Simon Calder: Air travel is a force for good, not evil

The Man Who Pays His Way

To the bereaved family, the grieving friend and the mourning community, no words here can soften the raw misery of the past days and the coming years.

To the bereaved family, the grieving friend and the mourning community, no words here can soften the raw misery of the past days and the coming years. The civil aircraft, a device that has given the world so much freedom, has been turned into an instrument of mass murder in a bid to destroy freedom.

For those who have not completely lost an appetite for travel after Tuesday's attack, the world will never be the same again. Your starting point will be to decide the degree of risk you are prepared to countenance in air travel, and the amount of faith you have in the aviation industry to minimise the dangers. But never lose sight of the formidably good safety record flying has, even after Tuesday. Many more people die on America's roads every year than perished in the attacks on New York and Washington.

One consequence of the added fear about air travel will be that people will switch to the roads, and some of them will die in accidents. In Britain, anyone who decides to drive, rather than fly, between London and Edinburgh will be exposed to greater danger. My half-hour bicycle ride to work and back through London traffic remains far riskier than flying around the world, and I have the scars to prove it. But, as the aviation safety guru Todd Curtis reminded me yesterday: "The average passenger has a level of fear associated with mishaps during air travel that is very high relative to other risks."

Flying is going to get tougher. As measures are taken to cut the chances of future air piracy, passenger numbers will fall and some airlines will fail. Over the past decade, life for the air traveller became implausibly easy. Fares have fallen steadily to the point where a week's work at the average British wage can take you to the other side of the world. Now prices will start to rise, and passengers will find life much less comfortable in many other ways.

Some airlines will look at the record of El Al. The Israeli airline is a prime target for a range of terrorist groups. Though the robust interrogation that each passenger receives before every flight is far from pleasant, El Al takes pride in its high security. It has not suffered a hijacking for 30 years.

Before the Berlin Wall came down, it was common practice among Eastern bloc airlines for all the luggage to be laid out on the Tarmac, prior to boarding, for passengers to identify before it would be loaded into the hold. This arrangement could resurface, along with many other precautions – all predicated on the basis that an aggressor wants to live. The destroyers of Pan Am flight 103 took advantage of the lax security that prevailed until December 1988 to plant a bomb aboard the Boeing 747, but were safely on the ground when it exploded over Lockerbie.

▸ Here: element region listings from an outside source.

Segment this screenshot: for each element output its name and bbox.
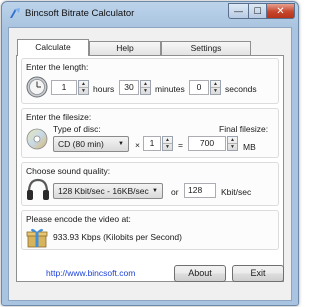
exit-button[interactable]: Exit <box>232 265 284 282</box>
minutes-input[interactable]: 30 <box>119 80 139 95</box>
app-window: Bincsoft Bitrate Calculator — ☐ ✕ Calcul… <box>1 1 299 306</box>
headphones-icon <box>27 178 49 200</box>
multiply-sign: × <box>135 140 140 150</box>
chevron-down-icon: ▼ <box>118 141 124 147</box>
disc-count-input[interactable]: 1 <box>143 136 161 151</box>
final-filesize-unit: MB <box>243 142 256 152</box>
length-heading: Enter the length: <box>26 62 89 72</box>
seconds-spinner[interactable]: ▲ ▼ <box>210 80 221 95</box>
title-bar[interactable]: Bincsoft Bitrate Calculator — ☐ ✕ <box>2 2 298 26</box>
length-group: Enter the length: 1 ▲ ▼ hours 30 ▲ ▼ minut… <box>21 58 279 104</box>
close-button[interactable]: ✕ <box>266 3 295 19</box>
minimize-button[interactable]: — <box>228 3 248 19</box>
tab-calculate[interactable]: Calculate <box>17 39 89 56</box>
equals-sign: = <box>178 140 183 150</box>
disc-type-value: CD (80 min) <box>58 139 104 149</box>
sound-heading: Choose sound quality: <box>26 166 111 176</box>
minutes-label: minutes <box>155 84 185 94</box>
final-filesize-input[interactable]: 700 <box>188 136 226 151</box>
calculate-panel: Enter the length: 1 ▲ ▼ hours 30 ▲ ▼ minut… <box>16 55 284 282</box>
gift-box-icon <box>26 228 48 248</box>
or-label: or <box>171 187 179 197</box>
spin-down-icon[interactable]: ▼ <box>141 88 150 94</box>
hours-spinner[interactable]: ▲ ▼ <box>78 80 89 95</box>
spin-up-icon[interactable]: ▲ <box>211 81 220 87</box>
maximize-button[interactable]: ☐ <box>248 3 266 19</box>
seconds-input[interactable]: 0 <box>189 80 209 95</box>
disc-type-label: Type of disc: <box>53 124 101 134</box>
tab-settings[interactable]: Settings <box>161 41 251 55</box>
filesize-heading: Enter the filesize: <box>26 112 92 122</box>
website-link[interactable]: http://www.bincsoft.com <box>46 268 135 278</box>
spin-down-icon[interactable]: ▼ <box>163 144 172 150</box>
result-group: Please encode the video at: 933.93 Kbps … <box>21 210 279 250</box>
disc-count-spinner[interactable]: ▲ ▼ <box>162 136 173 151</box>
client-area: Calculate Help Settings Enter the length… <box>8 27 292 301</box>
seconds-label: seconds <box>225 84 257 94</box>
final-filesize-spinner[interactable]: ▲ ▼ <box>227 136 238 151</box>
custom-bitrate-unit: Kbit/sec <box>221 187 252 197</box>
chevron-down-icon: ▼ <box>152 188 158 194</box>
filesize-group: Enter the filesize: Type of disc: CD (80 <box>21 108 279 158</box>
spin-down-icon[interactable]: ▼ <box>79 88 88 94</box>
cd-disc-icon <box>26 128 48 150</box>
tab-help[interactable]: Help <box>89 41 161 55</box>
spin-up-icon[interactable]: ▲ <box>79 81 88 87</box>
disc-type-select[interactable]: CD (80 min) ▼ <box>53 136 129 152</box>
spin-down-icon[interactable]: ▼ <box>211 88 220 94</box>
hours-label: hours <box>93 84 115 94</box>
sound-quality-value: 128 Kbit/sec - 16KB/sec <box>58 186 149 196</box>
result-heading: Please encode the video at: <box>26 214 131 224</box>
app-icon <box>10 8 20 18</box>
window-title: Bincsoft Bitrate Calculator <box>25 8 135 19</box>
hours-input[interactable]: 1 <box>51 80 77 95</box>
about-button[interactable]: About <box>174 265 226 282</box>
spin-down-icon[interactable]: ▼ <box>228 144 237 150</box>
final-filesize-label: Final filesize: <box>219 124 269 134</box>
sound-group: Choose sound quality: 128 Kbit/sec - 16K… <box>21 162 279 206</box>
result-value: 933.93 Kbps (Kilobits per Second) <box>53 232 182 242</box>
spin-up-icon[interactable]: ▲ <box>228 137 237 143</box>
custom-bitrate-input[interactable]: 128 <box>184 183 216 198</box>
spin-up-icon[interactable]: ▲ <box>141 81 150 87</box>
spin-up-icon[interactable]: ▲ <box>163 137 172 143</box>
sound-quality-select[interactable]: 128 Kbit/sec - 16KB/sec ▼ <box>53 183 163 199</box>
minutes-spinner[interactable]: ▲ ▼ <box>140 80 151 95</box>
clock-icon <box>26 76 48 98</box>
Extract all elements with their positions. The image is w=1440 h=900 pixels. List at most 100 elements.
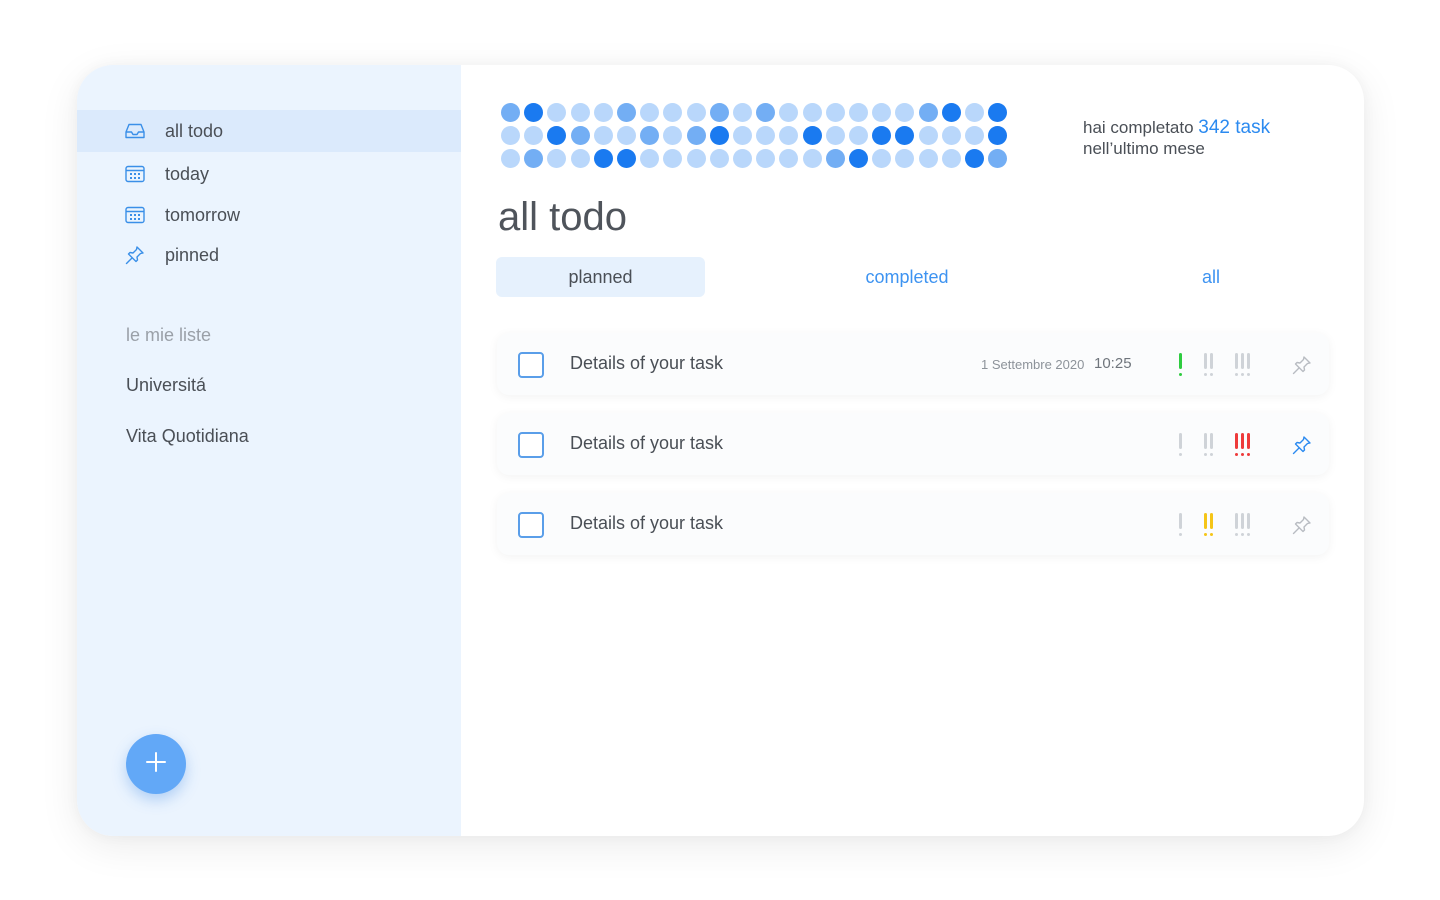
activity-dot [640,149,660,168]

But as Dr Curtis says, "It is very, very difficult to stop a determined hijacker from causing mayhem on an aircraft if that person is willing to die along with the other passengers."

An awful truth exposed by the hijackings on Tuesday is that no technology yet invented can peer into the mind of each passenger. All the security precautions in the world can be rendered powerless if someone is prepared to take their own life along with a plane full of passengers.

The questions routinely asked at check-in – did you pack this bag yourself, has it been with you at all times since then? – have no relevance to a terrorist with a death wish.

THE WORLD'S two biggest airlines have each had two aircraft hijacked and used as missilesagainst two great cities and thousands of innocent people. Inevitably, each of us will reassess the fundamental reasons why we travel. For most, a glib "because I can" will no longer suffice.

At the core, it is a question of how much faith you place in your fellow passenger and the innate goodness of humanity – and how much you value travel. This week America has witnessed unimaginable cruelty and courage, horror and heroism. With every death, the world has been diminished. But Tuesday's tragedy would be amplified still further if it were allowed to crush travellers' spirit of adventure, and the power for good that aviation represents.

Airlines bring people together. That is what they are for. And, as grief resonates around the world, unity is what we need more than ever.